Emzirme döneminde bünyeden bünyeye farklılıklar gösterse de genellikle bilinen gaz yapan besinler aşağıdaki gibidir:
Bazı Meyveler
Portakal, greyfurt, erik, kayısı, şeftali, armut gibi meyveler gaz yapımını artırır.
Bazı Sebzeler
Çiğ soğan, lahana, karnabahar, kabak gibi sebzelerin de gaz yapımını artırdığı bilinmektedir.
Gaz İçeren İçecekler
Soda, bira, mayalı gıdalar ve bunlar gibi diğer gazlı içecekleri fazlaca tüketmek gaz oluşumunu arttırır.
Diğer Yiyecekler
Bulgur pilavı, kuru fasulye, kızartılmış gıdalar, dondurma ve çok soğuk besinler gaz oluşumunu artıran faktörlerdir.
Kafein İçeren Yiyecek ve İçecekler
Kafein içeren içecekler, çikolata ve çay da hem gaz yapar hem de bebeklerde uykusuzluğa ve huzursuzluğa neden olur. Bu yüzden gaz yapacağını hissettiğiniz besinleri tüketmemenizde fayda vardır. Yani anne bebeğini emziriyorsa, kendisini gaz yapan yiyeceklerden uzak durmalıdır. Annedeki gaz problemini önleyebilmek için annenin yediklerine dikkat ettiği kadar ayaklarını da üşütmemeye dikkat etmesi gereklidir. Anne yediği bir gıdanın sonrasında bebeğin olumsuz etkilendiğini görüyorsa o gıdayı tüketmemeye de özen göstermeli; katkı maddesi içeren gıdalardan, inek sütünden uzak durmalıdır.
Anne rahatsız olabilir veya başka nedenlerle bebeğini emzirmek istemiyor olabilir. Bu gibi durumlarda anneyi zorlamak yerine bebeğin emdikçe hastalıklardan korunduğunu, annenin sütünün yettiğini ikna yoluyla anlatabilmek daha uygundur. Anne sütü bebeğe yarıyor sözü ikna edebilmenin en etkili cümlesidir. Sütün yarıyor cümlesi anneyi psikolojik olarak rahatlattığı için emzirmeyi kabul oranı arttığı yapılan araştırmalar ile doğrulanmıştır.
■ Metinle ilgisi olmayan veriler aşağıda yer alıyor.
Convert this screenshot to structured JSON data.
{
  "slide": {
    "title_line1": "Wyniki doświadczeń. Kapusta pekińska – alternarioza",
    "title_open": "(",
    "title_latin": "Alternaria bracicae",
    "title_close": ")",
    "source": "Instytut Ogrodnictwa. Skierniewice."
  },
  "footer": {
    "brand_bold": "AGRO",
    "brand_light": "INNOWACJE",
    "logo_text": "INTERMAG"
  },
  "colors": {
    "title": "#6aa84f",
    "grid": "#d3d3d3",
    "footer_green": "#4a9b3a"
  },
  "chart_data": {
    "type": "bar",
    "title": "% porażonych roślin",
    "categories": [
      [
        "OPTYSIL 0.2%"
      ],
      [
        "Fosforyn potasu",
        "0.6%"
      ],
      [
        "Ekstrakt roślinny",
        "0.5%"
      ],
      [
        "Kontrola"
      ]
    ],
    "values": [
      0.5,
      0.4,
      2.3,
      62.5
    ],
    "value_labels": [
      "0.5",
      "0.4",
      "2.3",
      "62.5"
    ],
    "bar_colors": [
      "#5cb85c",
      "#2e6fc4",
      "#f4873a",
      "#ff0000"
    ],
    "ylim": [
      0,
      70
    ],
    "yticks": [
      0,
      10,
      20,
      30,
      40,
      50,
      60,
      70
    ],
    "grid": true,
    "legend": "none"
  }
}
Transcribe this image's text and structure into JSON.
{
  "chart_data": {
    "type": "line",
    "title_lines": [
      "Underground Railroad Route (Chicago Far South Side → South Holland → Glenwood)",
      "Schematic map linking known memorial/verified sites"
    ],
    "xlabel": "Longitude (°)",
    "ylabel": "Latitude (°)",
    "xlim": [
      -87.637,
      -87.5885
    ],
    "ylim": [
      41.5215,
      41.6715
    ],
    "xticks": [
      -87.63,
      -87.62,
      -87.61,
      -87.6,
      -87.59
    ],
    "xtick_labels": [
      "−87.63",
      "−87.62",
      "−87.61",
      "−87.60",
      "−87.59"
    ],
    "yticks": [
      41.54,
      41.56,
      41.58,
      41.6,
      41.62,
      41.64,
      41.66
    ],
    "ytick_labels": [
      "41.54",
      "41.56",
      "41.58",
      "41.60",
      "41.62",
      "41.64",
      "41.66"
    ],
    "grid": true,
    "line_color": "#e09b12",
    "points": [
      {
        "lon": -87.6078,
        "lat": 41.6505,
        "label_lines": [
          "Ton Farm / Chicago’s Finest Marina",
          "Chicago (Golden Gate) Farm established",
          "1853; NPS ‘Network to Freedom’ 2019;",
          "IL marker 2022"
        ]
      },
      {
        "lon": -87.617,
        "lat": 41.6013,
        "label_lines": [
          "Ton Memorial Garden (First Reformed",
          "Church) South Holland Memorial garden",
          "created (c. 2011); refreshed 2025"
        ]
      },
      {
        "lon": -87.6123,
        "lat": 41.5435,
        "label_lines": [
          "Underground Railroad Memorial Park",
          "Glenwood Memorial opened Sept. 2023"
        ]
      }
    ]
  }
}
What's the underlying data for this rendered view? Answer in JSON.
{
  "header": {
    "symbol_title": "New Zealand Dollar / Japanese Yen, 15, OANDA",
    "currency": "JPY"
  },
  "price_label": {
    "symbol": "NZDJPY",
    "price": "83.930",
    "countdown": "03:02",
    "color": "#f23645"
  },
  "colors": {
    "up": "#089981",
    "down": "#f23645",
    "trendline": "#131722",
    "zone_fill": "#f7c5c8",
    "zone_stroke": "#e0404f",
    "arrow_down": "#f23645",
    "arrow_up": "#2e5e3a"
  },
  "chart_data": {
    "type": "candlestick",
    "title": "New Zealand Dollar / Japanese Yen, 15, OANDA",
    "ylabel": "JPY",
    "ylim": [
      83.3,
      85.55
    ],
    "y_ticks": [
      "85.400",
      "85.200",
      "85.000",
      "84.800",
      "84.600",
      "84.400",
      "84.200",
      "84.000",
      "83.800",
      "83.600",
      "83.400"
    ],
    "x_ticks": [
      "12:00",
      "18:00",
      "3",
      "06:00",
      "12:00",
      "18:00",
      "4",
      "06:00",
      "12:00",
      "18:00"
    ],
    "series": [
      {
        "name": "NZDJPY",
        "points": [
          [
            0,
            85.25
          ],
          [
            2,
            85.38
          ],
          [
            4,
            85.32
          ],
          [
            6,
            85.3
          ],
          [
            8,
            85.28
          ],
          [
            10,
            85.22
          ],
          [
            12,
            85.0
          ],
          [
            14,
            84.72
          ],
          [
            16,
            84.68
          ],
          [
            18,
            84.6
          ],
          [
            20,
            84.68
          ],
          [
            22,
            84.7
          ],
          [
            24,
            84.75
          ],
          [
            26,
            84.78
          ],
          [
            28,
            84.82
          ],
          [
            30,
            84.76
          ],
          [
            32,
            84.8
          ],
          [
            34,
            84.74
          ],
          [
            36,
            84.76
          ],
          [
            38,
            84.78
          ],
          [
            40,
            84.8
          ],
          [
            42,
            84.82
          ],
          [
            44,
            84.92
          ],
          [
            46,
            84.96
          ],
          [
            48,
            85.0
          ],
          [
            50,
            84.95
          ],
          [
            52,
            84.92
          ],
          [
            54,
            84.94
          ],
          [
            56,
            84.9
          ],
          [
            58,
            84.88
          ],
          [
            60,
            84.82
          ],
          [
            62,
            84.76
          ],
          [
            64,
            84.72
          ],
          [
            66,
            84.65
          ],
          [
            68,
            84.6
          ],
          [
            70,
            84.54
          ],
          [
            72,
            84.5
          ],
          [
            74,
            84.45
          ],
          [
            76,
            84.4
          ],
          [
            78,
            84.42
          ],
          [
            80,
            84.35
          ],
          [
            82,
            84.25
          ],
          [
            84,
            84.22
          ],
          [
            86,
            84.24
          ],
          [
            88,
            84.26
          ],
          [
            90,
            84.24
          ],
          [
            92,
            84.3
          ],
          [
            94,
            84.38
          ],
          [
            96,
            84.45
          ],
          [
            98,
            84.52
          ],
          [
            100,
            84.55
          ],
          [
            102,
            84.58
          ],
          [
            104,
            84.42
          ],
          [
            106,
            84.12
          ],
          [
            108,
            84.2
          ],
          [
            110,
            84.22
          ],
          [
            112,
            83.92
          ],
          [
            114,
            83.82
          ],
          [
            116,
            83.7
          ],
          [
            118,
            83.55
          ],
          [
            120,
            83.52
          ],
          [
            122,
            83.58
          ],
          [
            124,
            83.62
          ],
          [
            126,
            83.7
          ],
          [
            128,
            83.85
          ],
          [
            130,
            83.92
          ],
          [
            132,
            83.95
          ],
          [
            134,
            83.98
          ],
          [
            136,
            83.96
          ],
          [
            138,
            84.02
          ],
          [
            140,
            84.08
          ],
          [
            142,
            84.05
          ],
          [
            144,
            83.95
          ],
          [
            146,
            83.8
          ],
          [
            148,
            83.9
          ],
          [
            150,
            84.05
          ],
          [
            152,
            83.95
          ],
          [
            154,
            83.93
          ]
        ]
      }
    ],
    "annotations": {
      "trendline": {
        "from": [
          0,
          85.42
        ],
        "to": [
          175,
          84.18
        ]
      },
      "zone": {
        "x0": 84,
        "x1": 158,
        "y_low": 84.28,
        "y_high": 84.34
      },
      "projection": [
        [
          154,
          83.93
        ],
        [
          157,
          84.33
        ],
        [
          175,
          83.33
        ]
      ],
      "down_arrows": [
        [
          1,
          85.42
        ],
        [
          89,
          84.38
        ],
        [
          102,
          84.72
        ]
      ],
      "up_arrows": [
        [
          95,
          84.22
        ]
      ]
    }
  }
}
Bebeklerdeki ağlama, nöbetler şeklinde ise susturulamıyor ise bir doktora başvurup bu ağlamaların nedeni, gaz sancısından kaynaklanıyor ise bazı yöntemleri uygulamak uygun olacaktır. Gaz sancısı olan bebek genelde ayaklarını karnına doğru çeker, ayaklarını uzatmaya çalıştığınızda ağlar, karnını, kasıklarını masaj şeklinde ovulduğunda bundan hoşlanmaz ağlamaya başlar. Bebeğin gazının gitmesi için, emzirme sonrasında mutlaka gazını çıkarın ve gazının çıktığından emin olun. Emzirmeye devam edecekseniz gazını çıkardıktan sonra emzirmeye devam edin. Bebeğinizin ayaklarına ve karnına, bebeğinizi yakmayacak şekilde sıcak havlular ile sarabilirsiniz. Bebeği, karnının üzerine yatırıp sırtını ovabilirsiniz, kucağa alıp hareket etmek de bazen iyi gelir. Bebeğe çay kaşığı ile bir damla zeytinyağı da içirebilir, ayaklarının altına ve kasıklarına zeytinyağı ile ufak ve sakin hareketlerle masaj yapabilirsiniz. Bunlara rağmen ağlaması durmuyor gaz problemi devam ediyorsa, bebeğinizi bulunduğu ortamdan uzaklaştırmak da çözüm yollarından biridir. Gaz için kullanılan ilaçlar vardır, ancak büyük bir kısmının yan etkileri olduğu için kullanılması tavsiye edilmez. Kullanılması gerekli ise doktorunuza danışmanız en iyisidir.
Bebekleri emzirirken anne sütünün sadece miktarı bebeğin doyması için yeterli değildir, bunun yanında anne sütünün de kaliteli olması gerekir. Çünkü bebeğiniz uzun bir süre anne sütüyle beslenecektir. Gelişmesi ve büyümesi açısından, hastalıklara karşı bağışıklık sisteminin çalışması gerekir. Bu yüzden anne sütü hastalıklardan korunabilmesi için önemlidir. Anne sütünün kalitesi annenin yeterli ve dengeli beslenmesi demektir.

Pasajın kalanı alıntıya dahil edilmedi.